South Africa faces a critical skills vacuum, and hiring international workers has often been cited as a short- and medium-term way to tackle the issue.
However, businesses struggle to get work visas for international workers due to long wait times and a complex application process.
Speaking at Xpatweb’s Global Mobility Breakfast, Acting Chief Director of Permits Phindiwe Mbhele said the Department of Home Affairs (DHA’s) backlog has now increased to over 74,000.
This is a large increase from the backlog of over 60,000 flagged by the department last year. The department previously said that it was expecting to clear the backlog by mid-2024 at the earliest.
Despite a backlog eradication project, Mbhele admitted that the number of outstanding permits is increasing.

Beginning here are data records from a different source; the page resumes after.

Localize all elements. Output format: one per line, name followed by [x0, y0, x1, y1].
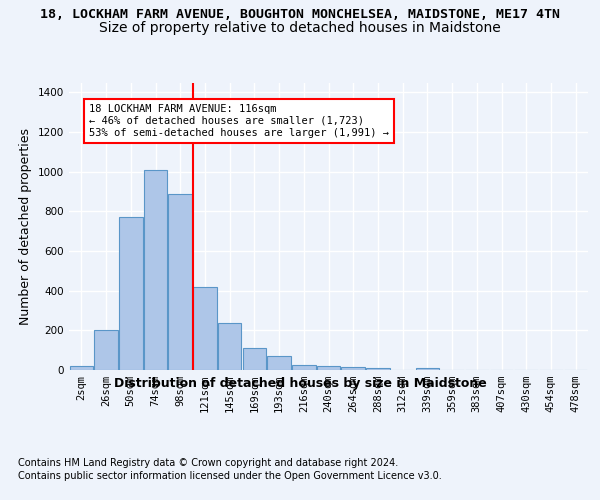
Bar — [268, 356, 291, 370]
Text: Contains public sector information licensed under the Open Government Licence v3: Contains public sector information licen… — [18, 471, 442, 481]
Bar — [317, 366, 340, 370]
Bar — [119, 218, 143, 370]
Bar — [193, 286, 217, 370]
Bar — [242, 348, 266, 370]
Text: Size of property relative to detached houses in Maidstone: Size of property relative to detached ho… — [99, 21, 501, 35]
Bar — [416, 368, 439, 370]
Text: Distribution of detached houses by size in Maidstone: Distribution of detached houses by size … — [113, 378, 487, 390]
Text: 18 LOCKHAM FARM AVENUE: 116sqm
← 46% of detached houses are smaller (1,723)
53% : 18 LOCKHAM FARM AVENUE: 116sqm ← 46% of … — [89, 104, 389, 138]
Bar — [70, 366, 93, 370]
Bar — [218, 324, 241, 370]
Bar — [366, 368, 389, 370]
Bar — [292, 365, 316, 370]
Bar — [169, 194, 192, 370]
Y-axis label: Number of detached properties: Number of detached properties — [19, 128, 32, 325]
Text: 18, LOCKHAM FARM AVENUE, BOUGHTON MONCHELSEA, MAIDSTONE, ME17 4TN: 18, LOCKHAM FARM AVENUE, BOUGHTON MONCHE… — [40, 8, 560, 20]
Bar — [94, 330, 118, 370]
Bar — [144, 170, 167, 370]
Text: Contains HM Land Registry data © Crown copyright and database right 2024.: Contains HM Land Registry data © Crown c… — [18, 458, 398, 468]
Bar — [341, 367, 365, 370]
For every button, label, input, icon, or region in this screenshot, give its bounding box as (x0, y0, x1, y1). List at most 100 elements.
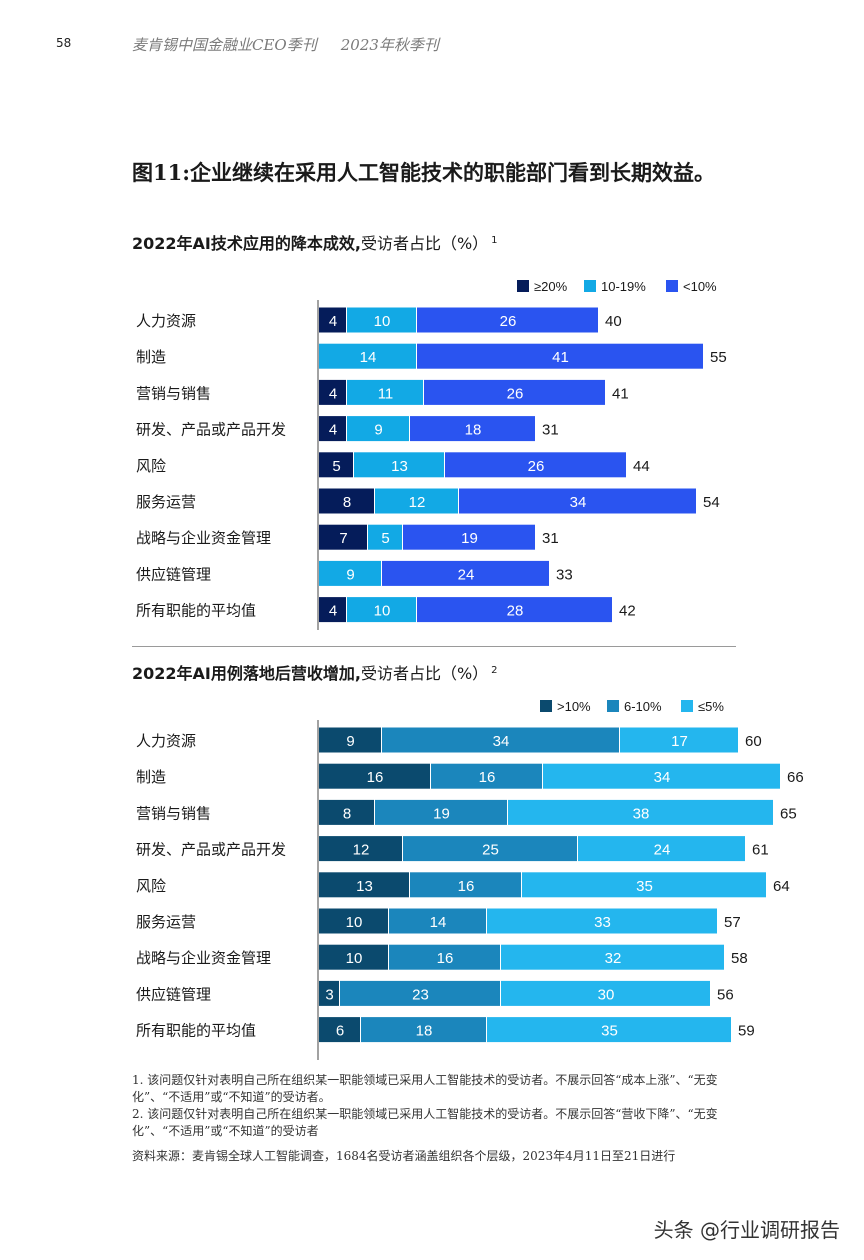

That said, Xpatweb Managing Director of Xpatweb Marissa Jacobs noted that there has been a vast improvement in the issuing time of visas and that many corporate employers and international employees are satisfied with the results.
However, she stressed that there is a much higher first-time rejection rate of work visa applications.
Xpatweb said that many of these applications are rejected for unlawful reasons, with applications then having to go through an appeal process. This results in a huge backlog of appeals at the DHA, leading to further delays.
However, Mbhele argued that the rejection rate has only slightly increased from below 25% to 26%.
Possible relief on the cards
Although President Cyril Ramaphosa said there would be significant changes to immigration policies to attract foreign workers during the 2023 SONA, very little has been achieved.
The changes will include more streamlined application requirements, a more flexible points-based system, and the highly-anticipated Trusted Employer Scheme, which will directly help large businesses bring talent into South Africa by supplying trusted employers with a predictable migration approach.
Although the DHA said that it would go ahead with new visas in April, it stressed that the full implementation is still years away.
Jacobs said that she was “tentatively optimistic” that these new policies could help bring in international talent – minimising South Africa’s critical skills crisis.
“An update on, or insights into, the status of these amendments would go a long way toward easing the concerns of many South African businesses,” Xpatweb said.